After six years off the road, his famous hair hasn’t gone simply grey but the introductions are as rusty as the barnet. The Huck announces wrong songs (“Er, this isn’t For Your Babies”), shouts “Let’s go back to 1988! Er… 1985!” and introduces Gregory Isaacs’ lovers rock classic Night Nurse as “Sort yer cold out.” Such endearing off-piste moments are welcome in Simply Red’s otherwise succession of machine-polished smashers, in which the newest song dates from 2007.
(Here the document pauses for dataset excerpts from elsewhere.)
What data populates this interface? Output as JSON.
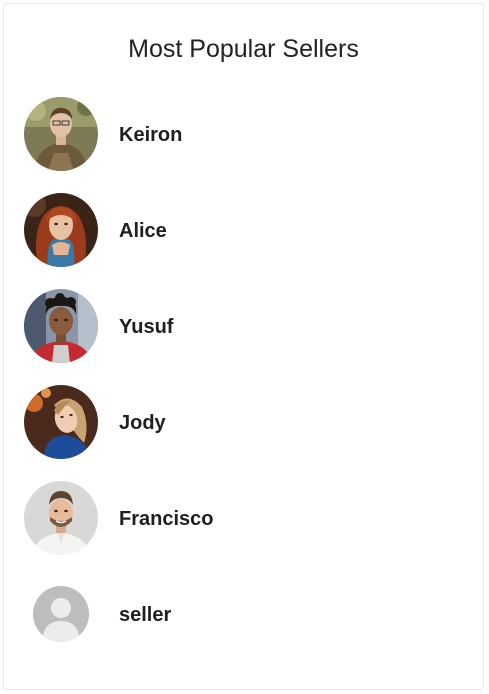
{
  "widget": {
    "title": "Most Popular Sellers"
  },
  "sellers": [
    {
      "name": "Keiron",
      "avatar": "photo-avatar"
    },
    {
      "name": "Alice",
      "avatar": "photo-avatar"
    },
    {
      "name": "Yusuf",
      "avatar": "photo-avatar"
    },
    {
      "name": "Jody",
      "avatar": "photo-avatar"
    },
    {
      "name": "Francisco",
      "avatar": "photo-avatar"
    },
    {
      "name": "seller",
      "avatar": "default-user-icon"
    }
  ],
  "colors": {
    "text": "#1f1f1f",
    "card_border": "#ece6e3",
    "default_avatar": "#bdbdbd"
  }
}
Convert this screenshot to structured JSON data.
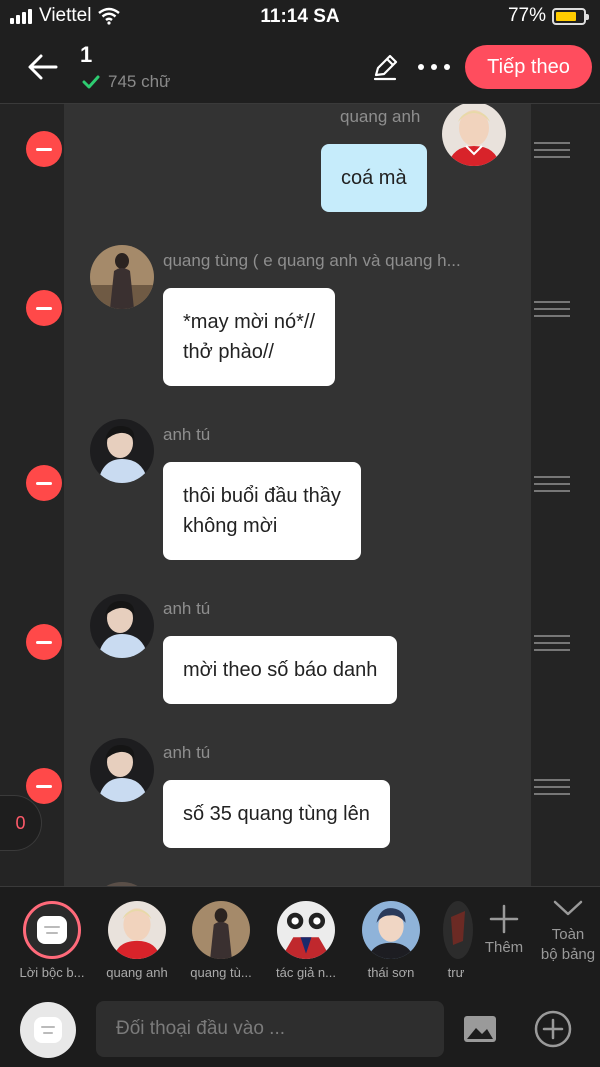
{
  "status_bar": {
    "carrier": "Viettel",
    "time": "11:14 SA",
    "battery": "77%",
    "battery_level": 0.77
  },
  "header": {
    "title": "1",
    "word_count": "745 chữ",
    "next_label": "Tiếp theo",
    "icons": [
      "back-arrow-icon",
      "pencil-icon",
      "more-dots-icon"
    ]
  },
  "messages": [
    {
      "sender": "quang anh",
      "text": "coá mà",
      "mine": true
    },
    {
      "sender": "quang tùng ( e quang anh và quang h...",
      "text": "*may mời nó*//\nthở phào//"
    },
    {
      "sender": "anh tú",
      "text": "thôi buổi đầu thầy\nkhông mời"
    },
    {
      "sender": "anh tú",
      "text": "mời theo số báo danh"
    },
    {
      "sender": "anh tú",
      "text": "số 35 quang tùng lên"
    }
  ],
  "counter": "0",
  "characters": [
    {
      "label": "Lời bộc b..."
    },
    {
      "label": "quang anh"
    },
    {
      "label": "quang tù..."
    },
    {
      "label": "tác giả n..."
    },
    {
      "label": "thái sơn"
    },
    {
      "label": "trư"
    }
  ],
  "more_label": "Thêm",
  "all_board_label": "Toàn\nbộ bảng",
  "input": {
    "placeholder": "Đối thoại đầu vào ..."
  },
  "colors": {
    "accent": "#ff4d5e",
    "delete": "#ff4949",
    "my_bubble": "#c6ecfb",
    "check": "#2ecc71"
  }
}
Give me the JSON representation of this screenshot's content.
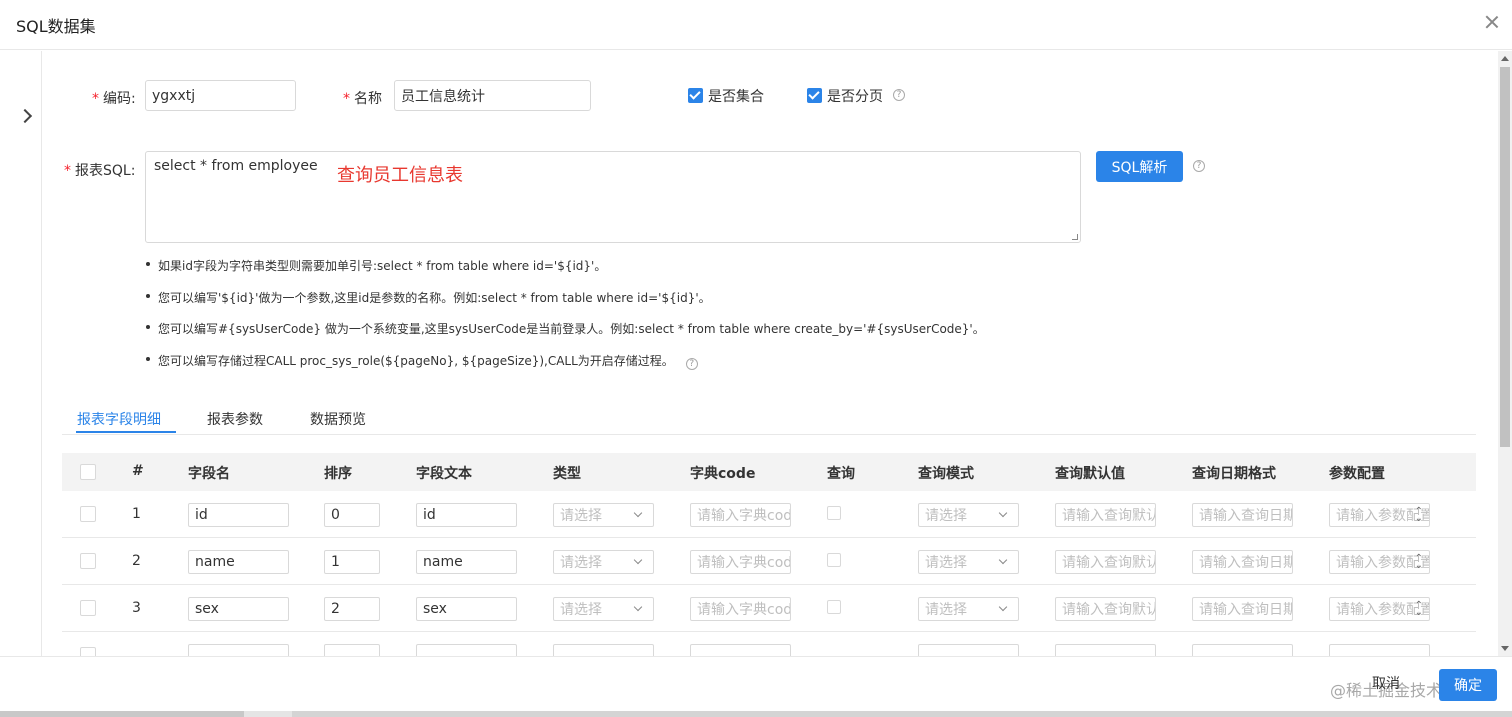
{
  "dialog": {
    "title": "SQL数据集"
  },
  "form": {
    "code_label": "编码:",
    "code_value": "ygxxtj",
    "name_label": "名称",
    "name_value": "员工信息统计",
    "is_set_label": "是否集合",
    "is_paged_label": "是否分页",
    "sql_label": "报表SQL:",
    "sql_value": "select * from employee",
    "sql_annotation": "查询员工信息表",
    "parse_button": "SQL解析"
  },
  "tips": [
    "如果id字段为字符串类型则需要加单引号:select * from table where id='${id}'。",
    "您可以编写'${id}'做为一个参数,这里id是参数的名称。例如:select * from table where id='${id}'。",
    "您可以编写#{sysUserCode} 做为一个系统变量,这里sysUserCode是当前登录人。例如:select * from table where create_by='#{sysUserCode}'。",
    "您可以编写存储过程CALL proc_sys_role(${pageNo}, ${pageSize}),CALL为开启存储过程。"
  ],
  "tabs": [
    "报表字段明细",
    "报表参数",
    "数据预览"
  ],
  "table": {
    "headers": [
      "#",
      "字段名",
      "排序",
      "字段文本",
      "类型",
      "字典code",
      "查询",
      "查询模式",
      "查询默认值",
      "查询日期格式",
      "参数配置"
    ],
    "placeholders": {
      "type": "请选择",
      "dict": "请输入字典code",
      "mode": "请选择",
      "default": "请输入查询默认值",
      "date_format": "请输入查询日期格式",
      "param": "请输入参数配置"
    },
    "rows": [
      {
        "index": "1",
        "field": "id",
        "order": "0",
        "text": "id"
      },
      {
        "index": "2",
        "field": "name",
        "order": "1",
        "text": "name"
      },
      {
        "index": "3",
        "field": "sex",
        "order": "2",
        "text": "sex"
      }
    ]
  },
  "footer": {
    "cancel": "取消",
    "ok": "确定",
    "watermark": "@稀土掘金技术社区"
  },
  "colors": {
    "primary": "#2b84e8",
    "annotation": "#e8382f",
    "required": "#f5222d"
  }
}
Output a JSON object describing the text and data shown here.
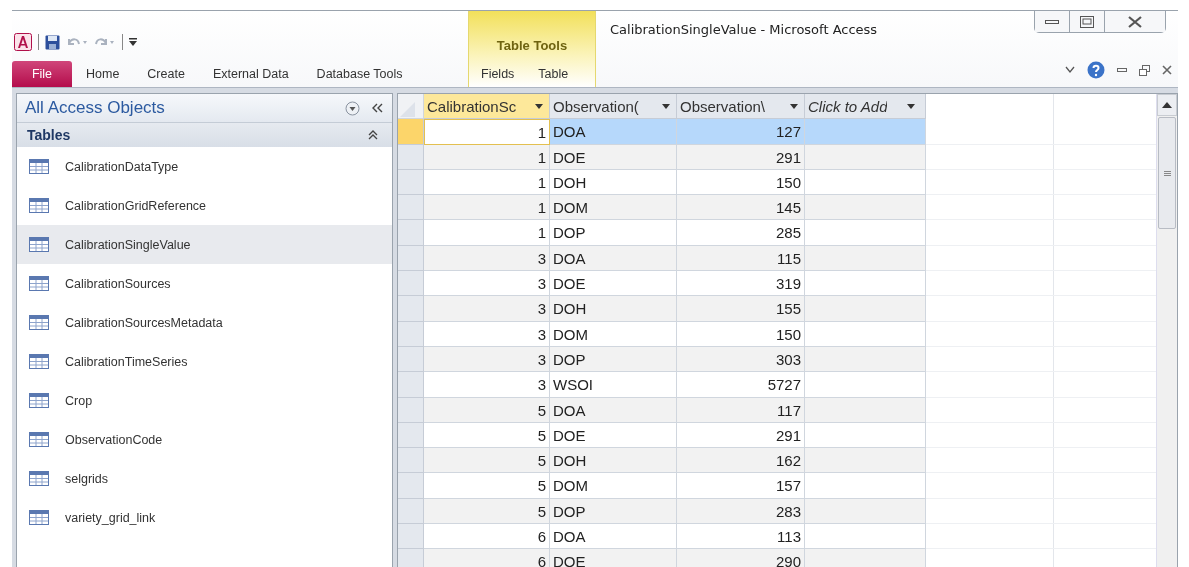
{
  "window": {
    "title": "CalibrationSingleValue  -  Microsoft Access"
  },
  "contextual_group": {
    "label": "Table Tools"
  },
  "ribbon_tabs": [
    {
      "label": "File",
      "kind": "backstage"
    },
    {
      "label": "Home",
      "kind": "normal"
    },
    {
      "label": "Create",
      "kind": "normal"
    },
    {
      "label": "External Data",
      "kind": "normal"
    },
    {
      "label": "Database Tools",
      "kind": "normal"
    },
    {
      "label": "Fields",
      "kind": "contextual"
    },
    {
      "label": "Table",
      "kind": "contextual"
    }
  ],
  "navigation_pane": {
    "title": "All Access Objects",
    "group": "Tables",
    "items": [
      {
        "label": "CalibrationDataType",
        "selected": false
      },
      {
        "label": "CalibrationGridReference",
        "selected": false
      },
      {
        "label": "CalibrationSingleValue",
        "selected": true
      },
      {
        "label": "CalibrationSources",
        "selected": false
      },
      {
        "label": "CalibrationSourcesMetadata",
        "selected": false
      },
      {
        "label": "CalibrationTimeSeries",
        "selected": false
      },
      {
        "label": "Crop",
        "selected": false
      },
      {
        "label": "ObservationCode",
        "selected": false
      },
      {
        "label": "selgrids",
        "selected": false
      },
      {
        "label": "variety_grid_link",
        "selected": false
      }
    ]
  },
  "table": {
    "columns": [
      {
        "label": "CalibrationSc",
        "kind": "field",
        "selected": true
      },
      {
        "label": "Observation(",
        "kind": "field",
        "selected": false
      },
      {
        "label": "Observation\\",
        "kind": "field",
        "selected": false
      },
      {
        "label": "Click to Add",
        "kind": "add",
        "selected": false
      }
    ],
    "rows": [
      {
        "cells": [
          "1",
          "DOA",
          "127"
        ],
        "selected": true
      },
      {
        "cells": [
          "1",
          "DOE",
          "291"
        ],
        "selected": false
      },
      {
        "cells": [
          "1",
          "DOH",
          "150"
        ],
        "selected": false
      },
      {
        "cells": [
          "1",
          "DOM",
          "145"
        ],
        "selected": false
      },
      {
        "cells": [
          "1",
          "DOP",
          "285"
        ],
        "selected": false
      },
      {
        "cells": [
          "3",
          "DOA",
          "115"
        ],
        "selected": false
      },
      {
        "cells": [
          "3",
          "DOE",
          "319"
        ],
        "selected": false
      },
      {
        "cells": [
          "3",
          "DOH",
          "155"
        ],
        "selected": false
      },
      {
        "cells": [
          "3",
          "DOM",
          "150"
        ],
        "selected": false
      },
      {
        "cells": [
          "3",
          "DOP",
          "303"
        ],
        "selected": false
      },
      {
        "cells": [
          "3",
          "WSOI",
          "5727"
        ],
        "selected": false
      },
      {
        "cells": [
          "5",
          "DOA",
          "117"
        ],
        "selected": false
      },
      {
        "cells": [
          "5",
          "DOE",
          "291"
        ],
        "selected": false
      },
      {
        "cells": [
          "5",
          "DOH",
          "162"
        ],
        "selected": false
      },
      {
        "cells": [
          "5",
          "DOM",
          "157"
        ],
        "selected": false
      },
      {
        "cells": [
          "5",
          "DOP",
          "283"
        ],
        "selected": false
      },
      {
        "cells": [
          "6",
          "DOA",
          "113"
        ],
        "selected": false
      },
      {
        "cells": [
          "6",
          "DOE",
          "290"
        ],
        "selected": false
      }
    ]
  }
}
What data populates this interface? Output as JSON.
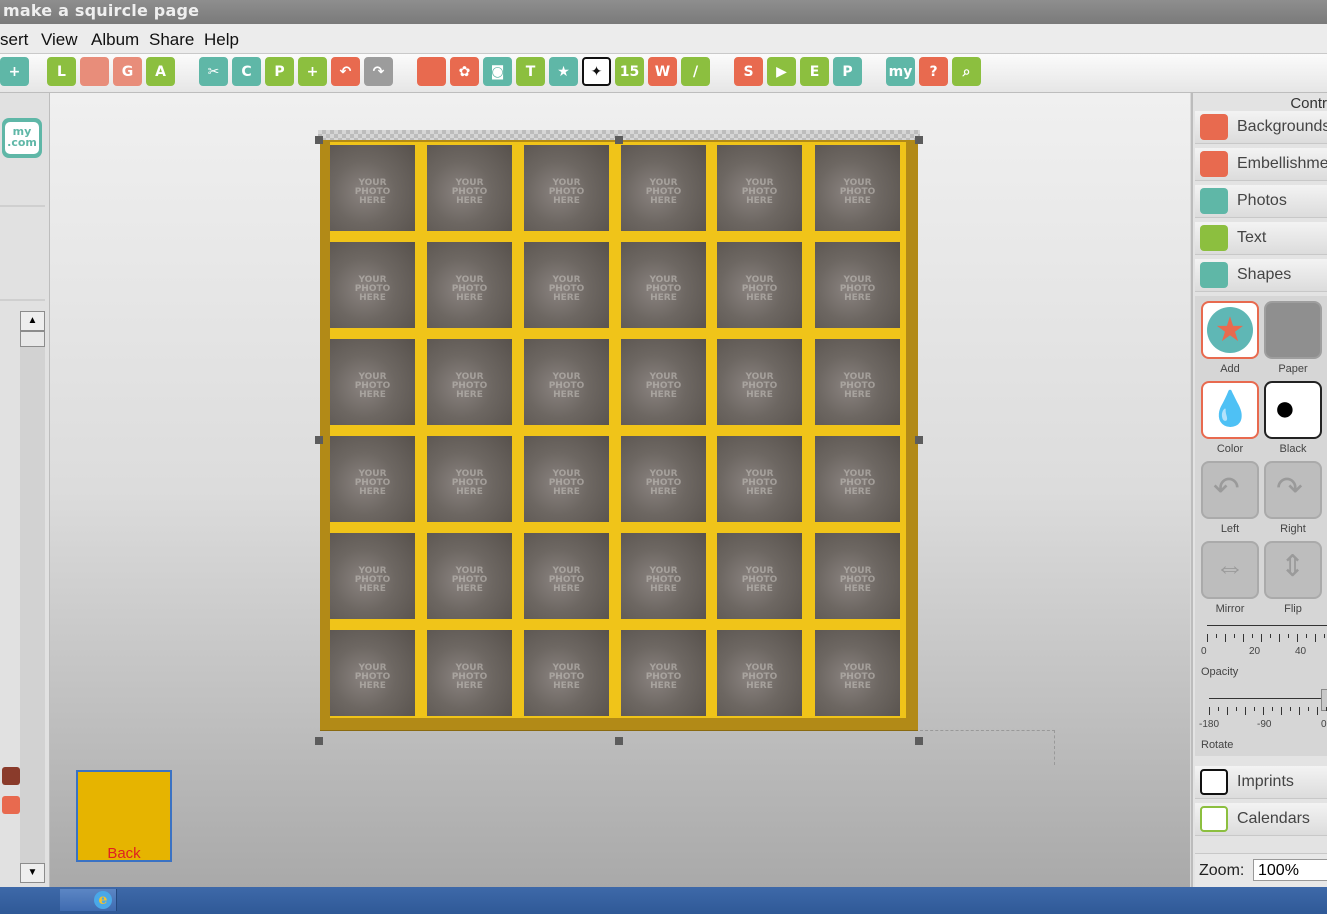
{
  "window": {
    "title": "make a squircle page"
  },
  "menu": [
    "sert",
    "View",
    "Album",
    "Share",
    "Help"
  ],
  "toolbar": {
    "icons": [
      {
        "name": "add-page-icon",
        "glyph": "+",
        "color": "#5fb7a7"
      },
      {
        "name": "layout-icon",
        "glyph": "L",
        "color": "#8cbf3f"
      },
      {
        "name": "ruler-icon",
        "glyph": "",
        "color": "#e88d7a"
      },
      {
        "name": "guides-icon",
        "glyph": "G",
        "color": "#e88d7a"
      },
      {
        "name": "align-icon",
        "glyph": "A",
        "color": "#8cbf3f"
      },
      {
        "name": "cut-icon",
        "glyph": "✂",
        "color": "#5fb7a7"
      },
      {
        "name": "copy-icon",
        "glyph": "C",
        "color": "#5fb7a7"
      },
      {
        "name": "paste-icon",
        "glyph": "P",
        "color": "#8cbf3f"
      },
      {
        "name": "duplicate-icon",
        "glyph": "+",
        "color": "#8cbf3f"
      },
      {
        "name": "undo-icon",
        "glyph": "↶",
        "color": "#e86a4f"
      },
      {
        "name": "redo-icon",
        "glyph": "↷",
        "color": "#9c9c9c"
      },
      {
        "name": "backgrounds-icon",
        "glyph": "",
        "color": "#e86a4f"
      },
      {
        "name": "embellishments-icon",
        "glyph": "✿",
        "color": "#e86a4f"
      },
      {
        "name": "photos-icon",
        "glyph": "◙",
        "color": "#5fb7a7"
      },
      {
        "name": "text-icon",
        "glyph": "T",
        "color": "#8cbf3f"
      },
      {
        "name": "shapes-icon",
        "glyph": "★",
        "color": "#5fb7a7"
      },
      {
        "name": "imprints-icon",
        "glyph": "✦",
        "color": "#111111"
      },
      {
        "name": "calendar-icon",
        "glyph": "15",
        "color": "#8cbf3f"
      },
      {
        "name": "wordart-icon",
        "glyph": "W",
        "color": "#e86a4f"
      },
      {
        "name": "brush-icon",
        "glyph": "/",
        "color": "#8cbf3f"
      },
      {
        "name": "spellcheck-icon",
        "glyph": "S",
        "color": "#e86a4f"
      },
      {
        "name": "slideshow-icon",
        "glyph": "▶",
        "color": "#8cbf3f"
      },
      {
        "name": "export-icon",
        "glyph": "E",
        "color": "#8cbf3f"
      },
      {
        "name": "print-icon",
        "glyph": "P",
        "color": "#5fb7a7"
      },
      {
        "name": "mycom-icon",
        "glyph": "my",
        "color": "#5fb7a7"
      },
      {
        "name": "help-icon",
        "glyph": "?",
        "color": "#e86a4f"
      },
      {
        "name": "zoom-icon",
        "glyph": "⌕",
        "color": "#8cbf3f"
      }
    ]
  },
  "left": {
    "mycom_glyph": "my\n.com",
    "thumb_label": "Back"
  },
  "canvas": {
    "photo_text_1": "YOUR",
    "photo_text_2": "PHOTO",
    "photo_text_3": "HERE",
    "rows": 6,
    "cols": 6
  },
  "right": {
    "header": "Contr",
    "categories": [
      {
        "label": "Backgrounds",
        "icon": "backgrounds-icon",
        "color": "#e86a4f"
      },
      {
        "label": "Embellishmer",
        "icon": "embellishments-icon",
        "color": "#e86a4f"
      },
      {
        "label": "Photos",
        "icon": "photos-icon",
        "color": "#5fb7a7"
      },
      {
        "label": "Text",
        "icon": "text-icon",
        "color": "#8cbf3f"
      },
      {
        "label": "Shapes",
        "icon": "shapes-icon",
        "color": "#5fb7a7"
      }
    ],
    "tools": [
      {
        "label": "Add",
        "icon": "add-star-icon"
      },
      {
        "label": "Paper",
        "icon": "paper-icon"
      },
      {
        "label": "Color",
        "icon": "color-drops-icon"
      },
      {
        "label": "Black",
        "icon": "black-drops-icon"
      },
      {
        "label": "Left",
        "icon": "rotate-left-icon"
      },
      {
        "label": "Right",
        "icon": "rotate-right-icon"
      },
      {
        "label": "Mirror",
        "icon": "mirror-icon"
      },
      {
        "label": "Flip",
        "icon": "flip-icon"
      }
    ],
    "opacity": {
      "label": "Opacity",
      "ticks": [
        "0",
        "20",
        "40"
      ]
    },
    "rotate": {
      "label": "Rotate",
      "ticks": [
        "-180",
        "-90",
        "0"
      ]
    },
    "bottom_categories": [
      {
        "label": "Imprints",
        "icon": "imprints-icon",
        "color": "#111111"
      },
      {
        "label": "Calendars",
        "icon": "calendar-icon",
        "color": "#8cbf3f"
      }
    ],
    "zoom": {
      "label": "Zoom:",
      "value": "100%"
    }
  }
}
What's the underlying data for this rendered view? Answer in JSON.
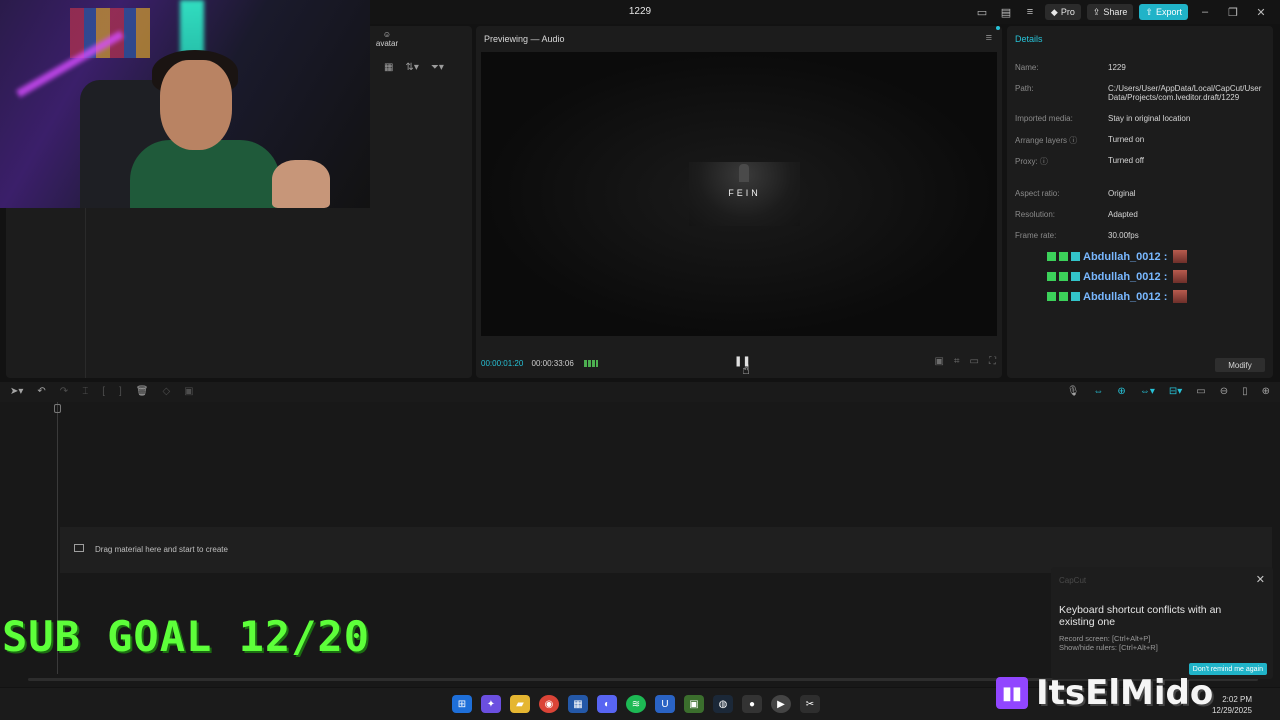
{
  "window": {
    "title": "1229"
  },
  "titlebar": {
    "pro_label": "Pro",
    "share_label": "Share",
    "export_label": "Export"
  },
  "media": {
    "avatar_label": "avatar"
  },
  "preview": {
    "title": "Previewing — Audio",
    "video_text": "FEIN",
    "current_time": "00:00:01:20",
    "total_time": "00:00:33:06"
  },
  "details": {
    "title": "Details",
    "rows": [
      {
        "key": "Name:",
        "value": "1229"
      },
      {
        "key": "Path:",
        "value": "C:/Users/User/AppData/Local/CapCut/User Data/Projects/com.lveditor.draft/1229"
      },
      {
        "key": "Imported media:",
        "value": "Stay in original location"
      },
      {
        "key": "Arrange layers ⓘ",
        "value": "Turned on"
      },
      {
        "key": "Proxy: ⓘ",
        "value": "Turned off"
      },
      {
        "key": "Aspect ratio:",
        "value": "Original"
      },
      {
        "key": "Resolution:",
        "value": "Adapted"
      },
      {
        "key": "Frame rate:",
        "value": "30.00fps"
      }
    ],
    "chat": [
      {
        "user": "Abdullah_0012 :"
      },
      {
        "user": "Abdullah_0012 :"
      },
      {
        "user": "Abdullah_0012 :"
      }
    ],
    "modify_label": "Modify"
  },
  "timeline": {
    "drop_hint": "Drag material here and start to create"
  },
  "overlay": {
    "sub_goal": "SUB GOAL 12/20",
    "streamer": "ItsElMido"
  },
  "notification": {
    "app": "CapCut",
    "heading": "Keyboard shortcut conflicts with an existing one",
    "line1": "Record screen: [Ctrl+Alt+P]",
    "line2": "Show/hide rulers: [Ctrl+Alt+R]",
    "button": "Don't remind me again"
  },
  "taskbar": {
    "time": "2:02 PM",
    "date": "12/29/2025"
  },
  "colors": {
    "accent": "#27c2d7",
    "sub_goal": "#5dff3a",
    "twitch": "#9146ff",
    "chat_user": "#79b8ff"
  }
}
Hucknall’s career wasn’t built on experiment, but Homer Banks’s 1966 northern soul stomper (Ain’t That) A Lot of Love is reworked as deep house. Visuals of the stricken planet remodel Come To My Aid into a climate change anthem and it’s hard not to admire how 1987’s The Right Thing cheekily sneaked the line “I’m getting harder now!” into the Top 20. The socialist singer’s yell of “It’ll get a lot worse!” before Money’s Too Tight (To Mention) seems to reference the cost of living crisis, but the crowd come for old hits and get them. Sole other original member Ian Kirkland blows up a trumpet storm on the slinky, underrated Thrill Me. Stars, Fairground and the rest start dancing in the aisles, before Harold Melvin’s If You Don’t Know Me By Now becomes the celebratory singsong of a band and audience enjoying growing old together.
• At Utilita Arena, Newcastle, 8 February. Then touring.